The heroine butted Mahdi the Missing Link with her gamp. He gave no sign. She kicked him. He bore it meekly, crouching lower. There was some tittering in the crowd.

"Get up, you nasty brute!" said the woman, and prodded the horrid monster.

Nickie didn't even growl. The woman kicked, she kicked with force. She booted the terrible brute round the cage. She seemed to glory in her triumph, and when Mahdi butted into a corner and refused to stir, she took him by one leg, and towed him twice round the cage, and the tittering the crowd swelled to yells of derisions and ribald laughter, while Professor Thunder pranced about and cursed furiously. To save his show from being ruined with ridicule, he rushed in, seized the woman, and bundled her from the cage.

"I can't permit on to risk your life in this mad way," he blurted; "any moment he might round on you, and then they'd pinch me for manslaughter. Here is your pound, madam; go, and thank God you have been permitted to live through this fearful experience." He paid with the grand air of a hero of melodrama. His manner was so impressive it almost restored confidence, but Mahdi, the monster, remained crouched at the back of his cage, his face hidden in the straw, and nothing would induce him to come out till closing time.
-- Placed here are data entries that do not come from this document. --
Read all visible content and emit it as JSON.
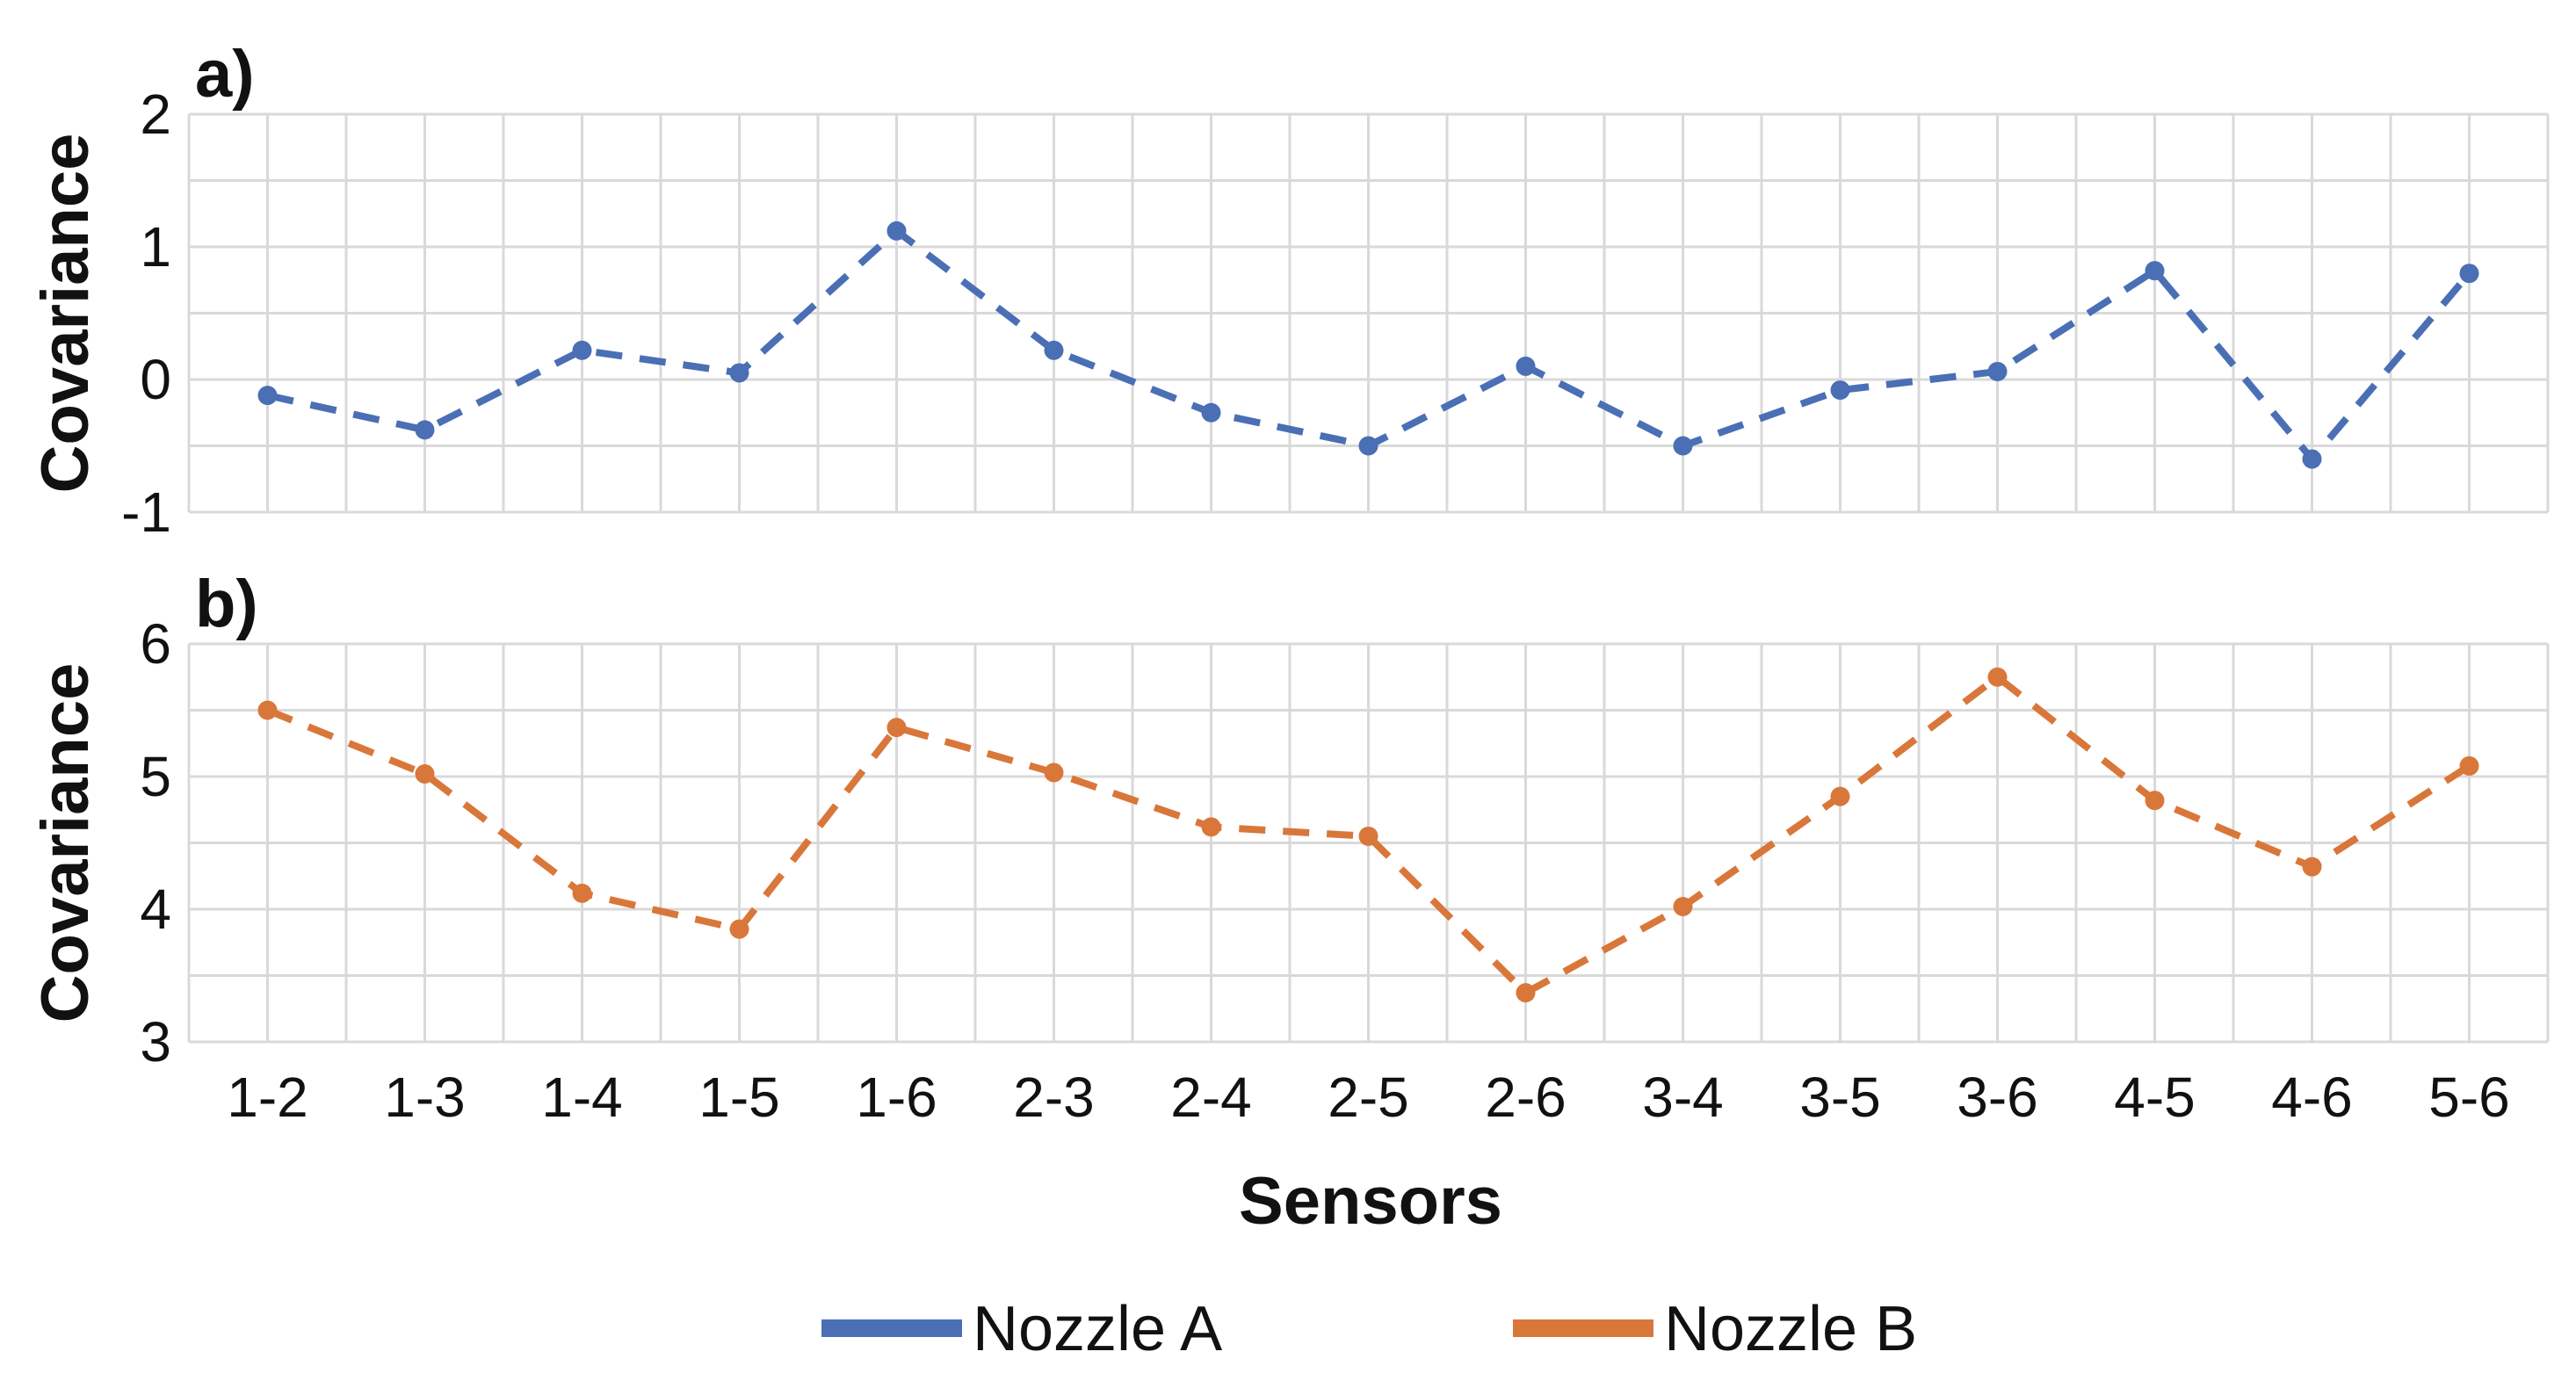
{
  "chart_data": [
    {
      "type": "line",
      "panel_label": "a)",
      "ylabel": "Covariance",
      "xlabel": "",
      "ylim": [
        -1,
        2
      ],
      "yticks": [
        -1,
        0,
        1,
        2
      ],
      "categories": [
        "1-2",
        "1-3",
        "1-4",
        "1-5",
        "1-6",
        "2-3",
        "2-4",
        "2-5",
        "2-6",
        "3-4",
        "3-5",
        "3-6",
        "4-5",
        "4-6",
        "5-6"
      ],
      "grid": true,
      "series": [
        {
          "name": "Nozzle A",
          "color": "#4A6FB5",
          "values": [
            -0.12,
            -0.38,
            0.22,
            0.05,
            1.12,
            0.22,
            -0.25,
            -0.5,
            0.1,
            -0.5,
            -0.08,
            0.06,
            0.82,
            -0.6,
            0.8
          ]
        }
      ]
    },
    {
      "type": "line",
      "panel_label": "b)",
      "ylabel": "Covariance",
      "xlabel": "Sensors",
      "ylim": [
        3,
        6
      ],
      "yticks": [
        3,
        4,
        5,
        6
      ],
      "categories": [
        "1-2",
        "1-3",
        "1-4",
        "1-5",
        "1-6",
        "2-3",
        "2-4",
        "2-5",
        "2-6",
        "3-4",
        "3-5",
        "3-6",
        "4-5",
        "4-6",
        "5-6"
      ],
      "grid": true,
      "series": [
        {
          "name": "Nozzle B",
          "color": "#D9773A",
          "values": [
            5.5,
            5.02,
            4.12,
            3.85,
            5.37,
            5.03,
            4.62,
            4.55,
            3.37,
            4.02,
            4.85,
            5.75,
            4.82,
            4.32,
            5.08
          ]
        }
      ]
    }
  ],
  "legend": {
    "placement": "bottom",
    "items": [
      {
        "label": "Nozzle A",
        "color": "#4A6FB5"
      },
      {
        "label": "Nozzle B",
        "color": "#D9773A"
      }
    ]
  }
}
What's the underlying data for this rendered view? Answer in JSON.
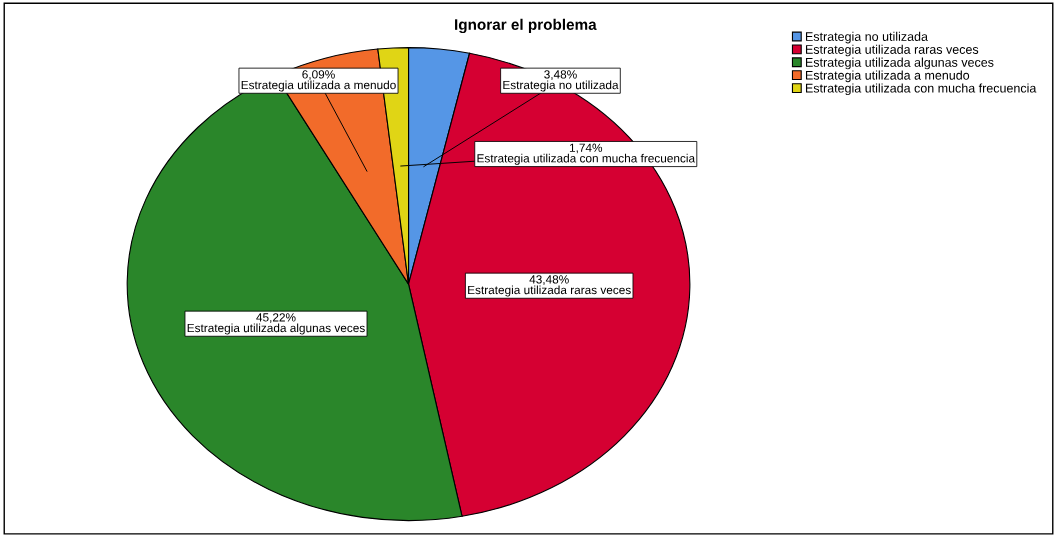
{
  "chart_data": {
    "type": "pie",
    "title": "Ignorar el problema",
    "categories": [
      "Estrategia no utilizada",
      "Estrategia utilizada raras veces",
      "Estrategia utilizada algunas veces",
      "Estrategia utilizada a menudo",
      "Estrategia utilizada con mucha frecuencia"
    ],
    "values": [
      3.48,
      43.48,
      45.22,
      6.09,
      1.74
    ],
    "colors": [
      "#5596e6",
      "#d50032",
      "#2a862a",
      "#f26b2a",
      "#e0d515"
    ],
    "value_labels": [
      "3,48%",
      "43,48%",
      "45,22%",
      "6,09%",
      "1,74%"
    ],
    "legend": "top right"
  }
}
When the last patron was gone, and the doors were closed, Professor
Thunder approached Nickie.

"Well, my friend, you're a pretty cheap kind of baa-lamb for a Missin' Link, I must say," he said haughtily. "Why in the devil did you allow the woman to make such a holy show of you?"

"What was a man to do?" answered Nickie.

"A Missin' Link that knew his business would have scared her out of her rags. By Heavings, man, you are no artist—you will never be an artist."

"You couldn't scare that woman with a den of lions and an old-time German dragon, Professor."

"Bosh! Rot! My last Missin' Link would have had her in fits, sir."